Taking on the debt of the right amount and at the right time seldom happens and more often than not a business just like any individual can suffer from too much debt. Too much of debts can slowly become unmanageable and goes out of control for business. This will make the difference between a successful business and the one that struggles, just like any individual.
According to the SBA or the US Small Business Administration report, it is found that approximately half of the small businesses fail within the first five years of their existence and the primary reasons for this are:
- Lack of sufficient capital
- Poor money and credit arrangements and
- Too much of debt.
As in most businesses, borrowing money makes a lot of sense when they need to bolster business growth or expansion and especially for proper finance growth or to maintain the desired cash flow.
However, due to the Great Recession in the last decade, it has been very difficult for small businesses in particular in the last few years to survive. As a result, they have overextended themselves by borrowing too much money without considering their means and their capacity to pay back what they owe. As a result, they end up rolling their shutters down after declaring them bankrupt.
Nevertheless, SBA says that these businesses had a very high chance of continuing to survive provided they had made some sound borrowing decision earlier. This would have provided them with a lot of opportunities to avoid the onerous debt.
Nonetheless, once the creditors start knocking at the door, it is too late for a business or even an individual to perform any retrospection or any retroactive financial analysis. In such situations, there are only two options available to a small business owner to deal with their debts. These are:
- Either trying to save their business with an attempt to settle the outstanding accounts or
- Letting their business to fail.
The best way to prevent such a crossroad is to have a better and more functional exit strategy ready in place and in the case so that it minimizes the financial costs. If you are diligent with your finance management then you will not have to consider settling your debts or consolidating it or even file for bankruptcy.
Preventing such situations
When you read the debt settlement reviews you will see that experts often suggest preventing such situations to happen in the first place and even offers tips and advice to do so. Few of these effective ways are:
- Saving the business should be your first priority and option. You can take on a few calculated risks to do so such as taking out and putting money from your own pocket in order to manage your business debts. However, this is an approach that has very rare occasion in which it has succeeded and therefore you should be vary calculative and cautious while taking such risks. Ideally, experts suggest that it should be done only when you know that there are enough reasons to justify such a move and especially this is your short-term tactic and promises the likelihood of a long-term payoff.

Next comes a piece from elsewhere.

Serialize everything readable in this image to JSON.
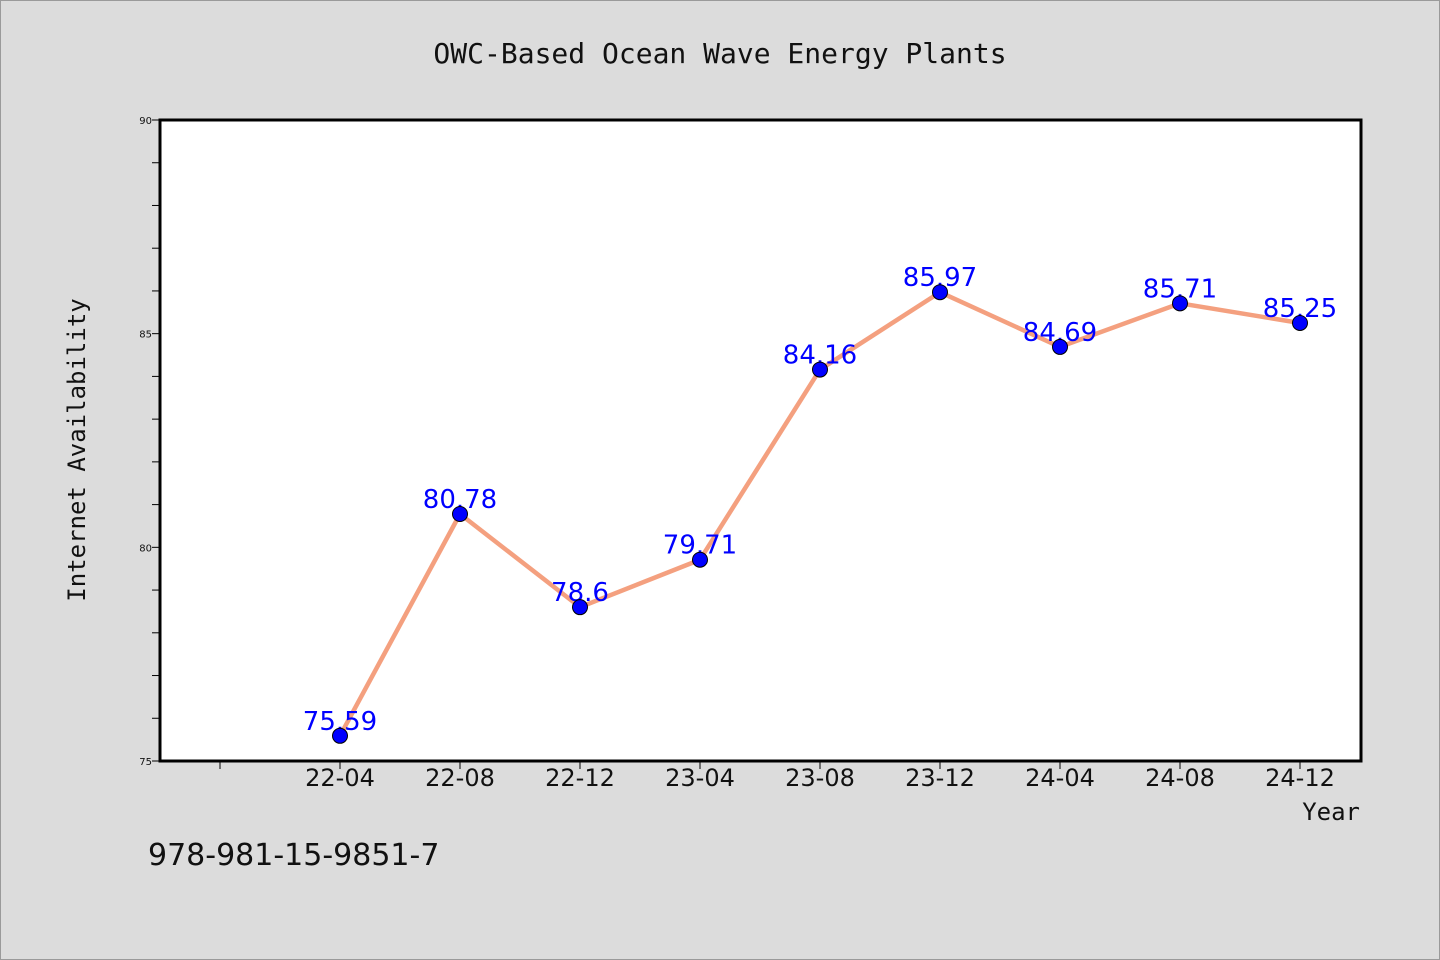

- Cutting your costs is another useful way to go ahead if private funds are unable to bail out your business. Sit down and take time to identify the specific areas wherein you can reduce costs and curtail unnecessary expenses. Once you give time to it and analyze properly you will find one too many such areas. You may consider subleasing an unused space within your office or factory or even sell off the equipment that you seldom use. As for reducing your workforce, make sure that it is absolutely necessary for keeping your business alive because this is never an attractive option.
- Contacting your customers and suppliers is another useful move by you as a business owner. If you stay connected with your customers you will be able to find out ways in which you can increase your exposure and even find enough ideas and opinions to improve your present business model and therefore your revenue. Another useful way is to offer markdowns to your best and most loyal customers if the pay you earlier than usual. You may also contact your suppliers and negotiate with them for a further discount and even arrange for a deferred payment.
- Assuming that you already have business debts and finding it difficult to make the monthly payments on time, you will be better off if you contact your creditors, every one of them. Discuss with them regarding your predicament and tell them how you have planned to come out of this quandary. At no cost or any point of time, you should ignore your lenders. This will not only leave you in the same state where you will find difficult to may payments but will only make matters worse. Therefore, act early as it will be easier for you as well as your creditors, believe it or not. This is because it is in everyone’s interest to find an easy and feasible solution to your debts. You may request your lenders to work with you and find a way to reduce the interest rates, or restructure your repayment schedule or even increase your credit line.
- If you find that dealing with multiple creditors or collection agencies is taking away most of your valuable time and you cannot focus on the more important tasks of running your business, you can easily outsource your debt problems to any professional debt relief company. If the company is reputable and reliable, they can easily negotiate with your creditors on your behalf for settling your debts with an amount that is much lower than what you actually owe.
Lastly, you can consolidate your debts into one large payment with low interest. It will reduce the monthly costs and not affect your credit score negatively. A secured with assets or unsecured business debt consolidation loan will allow you to deal with a single creditor instead of many and keep your business running.